Community Chest was established in 2016 by the ThinCats directors Kevin Caley and Peter Brown with the support and encouragement of ThinCats but as an independent company. Caley and Brown see Community Chest as an opportunity to help fellow investors “put something back” while earning a decent return on their investment and attracting government support in the form of tax relief.
ThinCats described the new offering as being based on “pure P2P principles”. Lenders may invest in fixed income securities in established social businesses via an online auction. In order for investors to qualify for the tax benefit, the loans must be held for a fixed term. Also the tax relief is only available to unsecured loans which is a departure from ThinCats strategy of only offering secured debt instruments. ThinCats believes the Community Chest offers will attract sophisticated investors looking for an innovative tax-efficient investment vehicle.
According to ThinCats, the first deal from Community Chest on the platform is a (CITR) £500,000 loan to ART Business Loans, a Community Development Finance Institution providing funding to SMEs in the West Midlands. One business owner who has already benefitted from ART is Michelin star and Great British Menu winning chef, Glyn Purnell, who was able to open his own restaurant in Birmingham with the finance provided by ART.

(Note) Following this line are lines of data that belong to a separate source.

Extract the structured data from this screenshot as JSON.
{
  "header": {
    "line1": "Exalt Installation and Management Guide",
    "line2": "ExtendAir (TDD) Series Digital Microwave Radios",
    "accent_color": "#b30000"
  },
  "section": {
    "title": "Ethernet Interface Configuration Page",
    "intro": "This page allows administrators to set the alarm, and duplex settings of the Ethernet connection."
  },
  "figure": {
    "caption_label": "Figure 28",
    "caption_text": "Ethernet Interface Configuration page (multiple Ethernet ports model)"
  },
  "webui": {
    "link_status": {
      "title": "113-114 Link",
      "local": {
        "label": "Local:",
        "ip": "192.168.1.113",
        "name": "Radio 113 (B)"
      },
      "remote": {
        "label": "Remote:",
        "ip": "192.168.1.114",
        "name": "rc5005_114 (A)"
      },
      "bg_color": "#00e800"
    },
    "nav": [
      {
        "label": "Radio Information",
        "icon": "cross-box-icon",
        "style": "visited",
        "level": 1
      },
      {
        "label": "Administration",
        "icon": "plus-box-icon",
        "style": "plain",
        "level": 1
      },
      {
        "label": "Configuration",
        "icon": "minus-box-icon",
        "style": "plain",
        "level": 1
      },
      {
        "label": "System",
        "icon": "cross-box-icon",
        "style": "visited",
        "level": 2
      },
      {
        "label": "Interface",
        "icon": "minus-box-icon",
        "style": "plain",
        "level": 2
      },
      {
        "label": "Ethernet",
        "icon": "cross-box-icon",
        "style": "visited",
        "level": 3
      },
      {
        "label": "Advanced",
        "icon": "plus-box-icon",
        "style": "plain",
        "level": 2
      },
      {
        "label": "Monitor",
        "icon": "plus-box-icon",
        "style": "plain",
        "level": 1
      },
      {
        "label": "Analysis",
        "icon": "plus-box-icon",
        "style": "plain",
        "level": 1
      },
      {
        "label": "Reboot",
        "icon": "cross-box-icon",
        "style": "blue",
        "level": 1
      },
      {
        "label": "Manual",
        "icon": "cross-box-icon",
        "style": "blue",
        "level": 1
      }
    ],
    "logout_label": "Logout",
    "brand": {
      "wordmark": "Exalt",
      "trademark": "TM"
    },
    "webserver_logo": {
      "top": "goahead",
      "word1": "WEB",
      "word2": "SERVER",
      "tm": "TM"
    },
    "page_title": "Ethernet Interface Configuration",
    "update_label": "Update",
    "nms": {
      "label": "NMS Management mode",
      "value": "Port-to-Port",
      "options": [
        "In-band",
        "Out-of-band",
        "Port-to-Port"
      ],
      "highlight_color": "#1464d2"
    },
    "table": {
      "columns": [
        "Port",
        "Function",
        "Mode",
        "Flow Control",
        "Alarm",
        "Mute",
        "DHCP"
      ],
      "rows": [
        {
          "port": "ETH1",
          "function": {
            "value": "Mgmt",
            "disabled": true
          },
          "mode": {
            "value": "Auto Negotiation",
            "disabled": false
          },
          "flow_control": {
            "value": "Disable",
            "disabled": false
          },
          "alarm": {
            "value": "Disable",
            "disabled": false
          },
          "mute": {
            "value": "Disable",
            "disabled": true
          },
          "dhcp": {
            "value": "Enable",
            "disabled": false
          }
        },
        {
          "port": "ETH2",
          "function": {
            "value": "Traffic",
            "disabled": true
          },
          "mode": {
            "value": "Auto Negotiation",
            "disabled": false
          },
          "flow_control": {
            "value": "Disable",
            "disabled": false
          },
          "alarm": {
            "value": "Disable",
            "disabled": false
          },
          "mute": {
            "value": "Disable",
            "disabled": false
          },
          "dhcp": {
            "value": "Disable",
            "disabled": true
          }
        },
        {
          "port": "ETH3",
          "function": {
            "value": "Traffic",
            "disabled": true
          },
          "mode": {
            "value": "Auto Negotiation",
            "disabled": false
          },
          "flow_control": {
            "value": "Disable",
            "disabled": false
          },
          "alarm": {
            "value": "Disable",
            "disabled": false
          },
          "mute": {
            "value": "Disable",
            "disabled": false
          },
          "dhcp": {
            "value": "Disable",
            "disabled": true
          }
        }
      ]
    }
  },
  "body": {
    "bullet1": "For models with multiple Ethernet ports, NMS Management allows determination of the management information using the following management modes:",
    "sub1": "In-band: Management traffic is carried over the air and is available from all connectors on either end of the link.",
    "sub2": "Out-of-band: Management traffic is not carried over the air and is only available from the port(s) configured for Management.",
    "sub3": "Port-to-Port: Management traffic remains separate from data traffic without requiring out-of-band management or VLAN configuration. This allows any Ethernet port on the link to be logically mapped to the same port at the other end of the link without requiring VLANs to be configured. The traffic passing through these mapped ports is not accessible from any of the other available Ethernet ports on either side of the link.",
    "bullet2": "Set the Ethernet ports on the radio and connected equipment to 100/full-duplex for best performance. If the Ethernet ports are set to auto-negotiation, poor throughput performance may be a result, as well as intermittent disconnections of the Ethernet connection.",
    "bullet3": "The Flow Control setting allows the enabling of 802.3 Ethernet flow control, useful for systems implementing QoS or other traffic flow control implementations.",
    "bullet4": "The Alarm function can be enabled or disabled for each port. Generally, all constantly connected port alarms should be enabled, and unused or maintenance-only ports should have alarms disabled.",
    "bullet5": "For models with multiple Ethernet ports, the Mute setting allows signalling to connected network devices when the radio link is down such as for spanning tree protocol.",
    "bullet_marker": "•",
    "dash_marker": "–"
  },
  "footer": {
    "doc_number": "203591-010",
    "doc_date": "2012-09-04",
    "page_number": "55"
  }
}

Caley, founder and Chairman of ThinCats, described Community Chest as “breaking new ground by providing a unique and tax-efficient way of investing in P2P.”
“I believe [these loans] will be popular with investors, while delivering a vital new route to funding for social enterprise right across the UK. I hope developments like this encourage further innovation in the cutting-edge fintech sector, and continue to drive momentum toward a new landscape for lending in the UK,” said Caley.